Xᵢ satisfies the strong law of large numbers along all integers. This follows from the corresponding fact along the sequences c^n, and the fact that any integer can be sandwiched between c^n and c^(n+1) with comparably small error if c is close enough to 1 (which is formalized in tendsto_div_of_monotone_of_tendsto_div_floor_pow).

theorem probability_theory.strong_law_ae {Ω : Type u_1} [measure_theory.measure_space Ω] [measure_theory.is_probability_measure measure_theory.measure_space.volume] (X : ℕ → Ω → ℝ) (hint : measure_theory.integrable (X 0) measure_theory.measure_space.volume) (hindep : pairwise (λ (i j : ℕ), probability_theory.indep_fun (X i) (X j) measure_theory.measure_space.volume)) (hident : ∀ (i : ℕ), probability_theory.ident_distrib (X i) (X 0) measure_theory.measure_space.volume measure_theory.measure_space.volume) :

∀ᵐ (ω : Ω), filter.tendsto (λ (n : ℕ), (finset.range n).sum (λ (i : ℕ), X i ω) / ↑n) filter.at_top (nhds (∫ (a : Ω), X 0 a))

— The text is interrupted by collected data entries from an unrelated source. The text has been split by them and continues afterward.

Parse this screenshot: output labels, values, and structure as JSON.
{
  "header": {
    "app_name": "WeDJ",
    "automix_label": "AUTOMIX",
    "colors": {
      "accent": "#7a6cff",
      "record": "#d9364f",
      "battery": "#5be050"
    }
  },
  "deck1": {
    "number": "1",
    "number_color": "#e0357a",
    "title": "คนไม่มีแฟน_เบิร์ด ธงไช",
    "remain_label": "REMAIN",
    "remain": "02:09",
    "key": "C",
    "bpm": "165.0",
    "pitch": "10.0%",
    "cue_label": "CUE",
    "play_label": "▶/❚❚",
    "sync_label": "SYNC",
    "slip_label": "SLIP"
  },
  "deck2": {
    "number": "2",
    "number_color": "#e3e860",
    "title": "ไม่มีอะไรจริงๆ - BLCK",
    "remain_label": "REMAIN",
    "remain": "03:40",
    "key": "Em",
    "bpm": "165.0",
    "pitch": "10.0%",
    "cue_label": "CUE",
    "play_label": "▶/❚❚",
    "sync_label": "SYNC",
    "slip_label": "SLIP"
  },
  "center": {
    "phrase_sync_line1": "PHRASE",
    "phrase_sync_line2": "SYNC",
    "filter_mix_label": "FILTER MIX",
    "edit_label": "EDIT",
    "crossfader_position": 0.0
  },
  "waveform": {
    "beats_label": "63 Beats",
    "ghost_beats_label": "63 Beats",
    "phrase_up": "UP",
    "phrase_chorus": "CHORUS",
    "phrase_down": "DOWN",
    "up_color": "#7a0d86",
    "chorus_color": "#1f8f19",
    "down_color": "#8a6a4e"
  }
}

Strong law of large numbers, almost sure version: if X n is a sequence of independent identically distributed integrable real-valued random variables, then ∑ i in range n, X i / n converges almost surely to 𝔼[X 0]. We give here the strong version, due to Etemadi, that only requires pairwise independence.

theorem probability_theory.strong_law_Lp {Ω : Type u_1} [measure_theory.measure_space Ω] [measure_theory.is_probability_measure measure_theory.measure_space.volume] {p : ennreal} (hp : 1 ≤ p) (hp' : p ≠ ⊤) (X : ℕ → Ω → ℝ) (hℒp : measure_theory.mem_ℒp (X 0) p measure_theory.measure_space.volume) (hindep : pairwise (λ (i j : ℕ), probability_theory.indep_fun (X i) (X j) measure_theory.measure_space.volume)) (hident : ∀ (i : ℕ), probability_theory.ident_distrib (X i) (X 0) measure_theory.measure_space.volume measure_theory.measure_space.volume) :

filter.tendsto (λ (n : ℕ), measure_theory.snorm (λ (ω : Ω), (finset.range n).sum (λ (i : ℕ), X i ω) / ↑n - ∫ (a : Ω), X 0 a) p measure_theory.measure_space.volume) filter.at_top (nhds 0)

Strong law of large numbers, Lᵖ version: if X n is a sequence of independent identically distributed real-valued random variables in Lᵖ, then ∑ i in range n, X i / n converges in Lᵖ to 𝔼[X 0].